Tournant le dos à l’académisme du conservatoire et aux études sans avoir obtenu son bac musique, Gaël Martinet commence sa vie professionnelle comme musicien, puis bifurque vers la profession d’ingénieur du son, en apprenant les rudiments du métier, soit sur le tas, soit dans les livres ou auprès d’autres professionnels, comme il le fera d’ailleurs plus tard pour la programmation.

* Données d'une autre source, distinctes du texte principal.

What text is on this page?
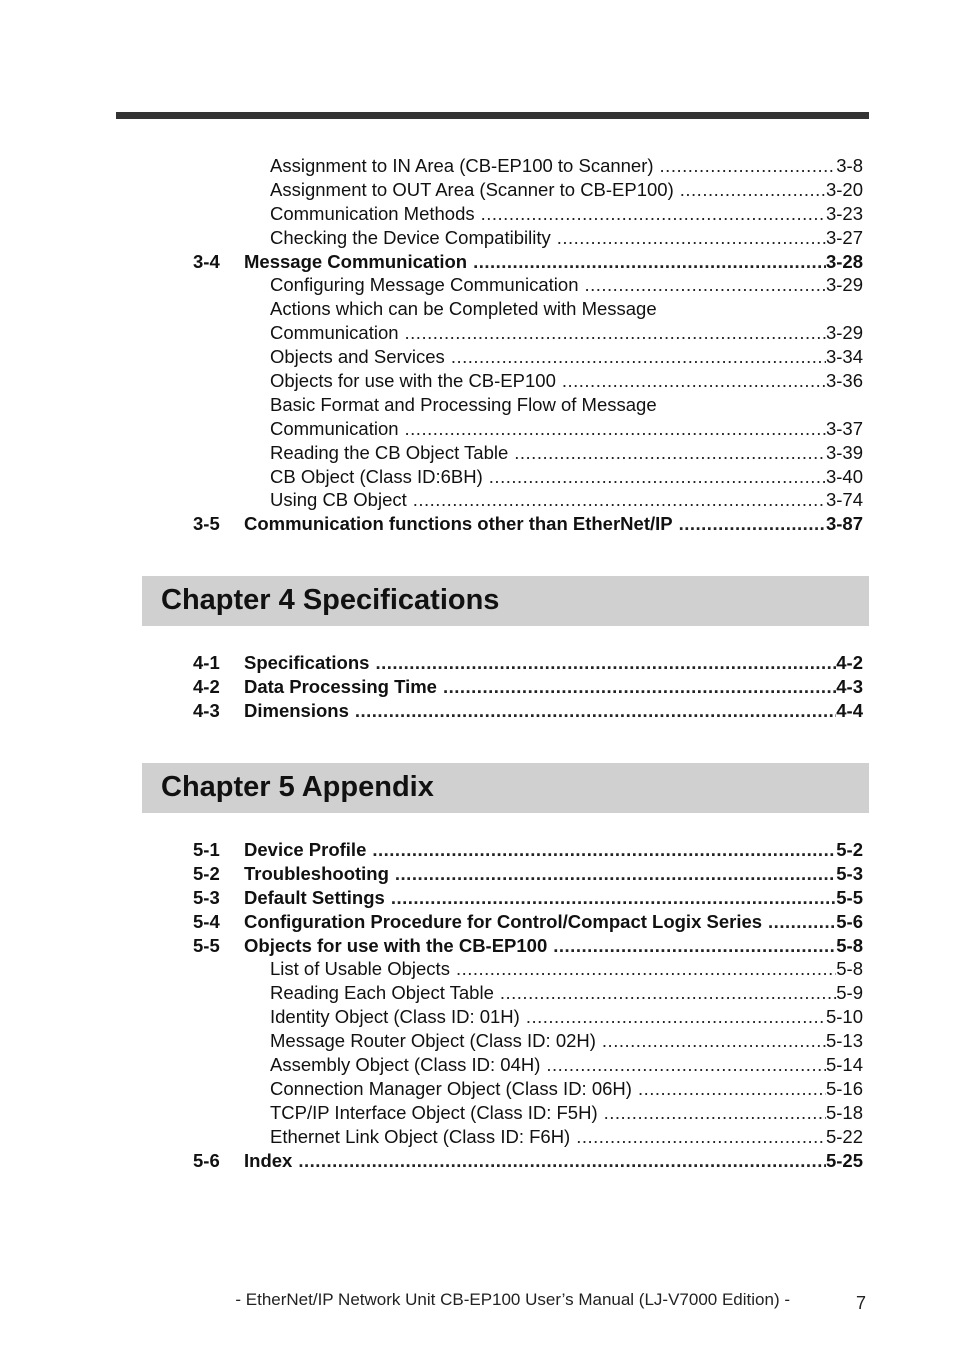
Assignment to IN Area (CB-EP100 to Scanner) .....	3-8
Assignment to OUT Area (Scanner to CB-EP100) .....	3-20
Communication Methods .....	3-23
Checking the Device Compatibility .....	3-27
3-4	Message Communication .....	3-28
Configuring Message Communication .....	3-29
Actions which can be Completed with Message
Communication .....	3-29
Objects and Services .....	3-34
Objects for use with the CB-EP100 .....	3-36
Basic Format and Processing Flow of Message
Communication .....	3-37
Reading the CB Object Table .....	3-39
CB Object (Class ID:6BH) .....	3-40
Using CB Object .....	3-74
3-5	Communication functions other than EtherNet/IP .....	3-87
Chapter 4 Specifications
4-1	Specifications .....	4-2
4-2	Data Processing Time .....	4-3
4-3	Dimensions .....	4-4
Chapter 5 Appendix
5-1	Device Profile .....	5-2
5-2	Troubleshooting .....	5-3
5-3	Default Settings .....	5-5
5-4	Configuration Procedure for Control/Compact Logix Series .....	5-6
5-5	Objects for use with the CB-EP100 .....	5-8
List of Usable Objects .....	5-8
Reading Each Object Table .....	5-9
Identity Object (Class ID: 01H) .....	5-10
Message Router Object (Class ID: 02H) .....	5-13
Assembly Object (Class ID: 04H) .....	5-14
Connection Manager Object (Class ID: 06H) .....	5-16
TCP/IP Interface Object (Class ID: F5H) .....	5-18
Ethernet Link Object (Class ID: F6H) .....	5-22
5-6	Index .....	5-25
- EtherNet/IP Network Unit CB-EP100 User’s Manual (LJ-V7000 Edition) -	7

Sonorisation, musique, mixage, postproduction, journalisme spécialisé, beta test pour les logiciels Sequoia et Pyramix, de fil en aiguille et au fil des rencontres, le futur développeur multiplie les expériences sans se trouver véritablement jusqu’au jour où l’absence d’un outil essentiel à ses yeux le fait réagir : « J’avais besoin d’une vumétrie fiable que je ne trouvais pas dans Pyramix, ce qui m’obligeait obligatoirement à passer par indicateur de niveau hardware pour pouvoir travailler correctement. » Après une discussion plutôt animée avec Claude Cellier sur la question, le Président de Merging Technologies met au défi le jeune Français de développer lui-même le plug-in indicateur de niveau qu’il ne trouve nulle part. « J’ai acheté des bouquins de C++ et me suis lancé dans la programmation et… j’ai adoré ça ! » Après une série de plug-ins remarquée, suivront de nombreux développements pour la plateforme Pyramix dont certaines technologies comme Virtual Transport et VCube inspireront par la suite des entreprises bien plus importantes… Viendra ensuite la création de plug-ins multiplateformes développés sous la marque Flux qui comprend, entre autres, de nombreux traitement de dynamiques, une section EQ, la collection des Ircam Tools développés en partenariat avec l’Ircam et le Pure Analyzer, un outil de métrologie polyvalent compatible avec l’EBU R-128.

 

Samuel Tracol

Après une formation musicale comprenant l’apprentissage du piano, de l’orgue et des études de musicologie au conservatoire de Lyon, Samuel Tracol se tourne ensuite vers la Formation Supérieure aux Métiers du Son du Conservatoire National Supérieur Musique et Danse de Paris qu’il complète par un passage en Fac de Physique : « j’ai toujours hésité entre technique et artistique » admet-il. Il débute dans le métier de développeur spécialisé en audio en rejoignant l’équipe de Gaël Martinet où il travaille notamment sur les plug-ins Flux de 2006 à 2011. Attiré par le développement hard spécifique et le monde du logiciel embarqué, Samuel rejoint ensuite Trinnov, où il intervient sur plusieurs produits du constructeur français : moteur d’écoute des processeurs ST et MC, module de métrologie asservie au TC du Smart Meter ou encore décodage orienté objet pour l’option 3D du préampli Altitude appartenant à la gamme HiFi.